The patent pool licensing program for standard technology patents has recently drawn considerable attention as an effective tool for using a patent portfolio. With respect to the coding/decoding technologies of digital video and audio, communication technology and data recording technology, the technologies are standardized to achieve interoperability of products from different manufacturers. In the standardized technology, numerous patents of different companies are used. A patent pool licensing program compiles the licenses in such patents in one contract at reasonable royalty rates. Such a patent pool license is beneficial to manufacturers of products who receive the license since such manufacturers will not be required to negotiate with numerous patent holders and the patents are licensed at royalty rates which are much cheaper than entering into a license agreement with each patent holder for each patent. A patent pool license is also beneficial to the patent holders since a large amount of royalties may be collected from a wide range of licensees at reasonable rates and allocated to patent holders.

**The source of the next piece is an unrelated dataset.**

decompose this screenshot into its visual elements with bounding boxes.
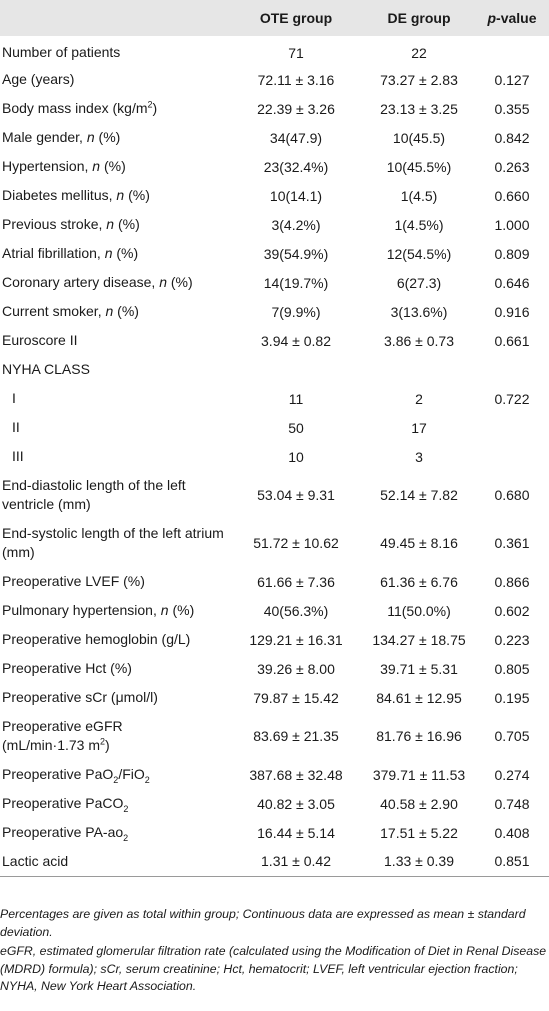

The patent pool licensing program for standardized technology patents began in 1997 for MPEG-2, which is a video signal compression technology standard. The MPEG-2 patent pool licensing program turned out to be a huge success and triggered establishment of many other patent pool licensing programs for different standard technologies. At the time when the patent pool licensing program for MPEG-2 was established, Hideo Ozaki of City-Yuwa Partners was appointed as a neutral evaluator of essential Japanese patents. Since then, he has been the evaluator for essential patents in many other patent pool licensing programs. An essential patent is a patent which will be necessary for the use of such standardized technology. Evaluation of essential patents means selection of patents which should be under the patent pool license from the patents which are requested for inclusion in the patent pool license. At the present time, City-Yuwa Partners has been requested by MPEG LA, which is a U.S. license administration company, to evaluate the essential patents for MPEG-2, MPEG-4, H.264/AVC, VC-1 and other technology standards. City-Yuwa Partners also evaluates essential patents for DVD and Blu-ray Disc.

City-Yuwa Partners also assists a patent holder in making a request for inclusion of its patent in a patent pool license. In such case, City-Yuwa Partners will attempt to persuade an evaluator of such patent pool licensing program that such patent is an essential patent and make best efforts to have such patent included in the patent pool license. There is, currently, a patent pool license program for ARIB standard, which is a digital broadcasting technology standard in Japan. Evaluation of essential patents for this patent pool is performed by the Japan Intellectual Property Arbitration Center ("JIPAC"), which is a center for arbitration established jointly by the Japan Federation of Bar Associations (Nichibenren) and the Japan Patent Attorney Association (Benrishikai). Each evaluation of essential patents at JIPAC is conducted by a pair of one lawyer and one patent attorney (benrishi). City-Yuwa Partners currently represents a foreign company in submitting its Japanese patents to JIPAC for evaluation of essentiality with regard to the ARIB standard seeking inclusion in the ARIB patent pool licensing.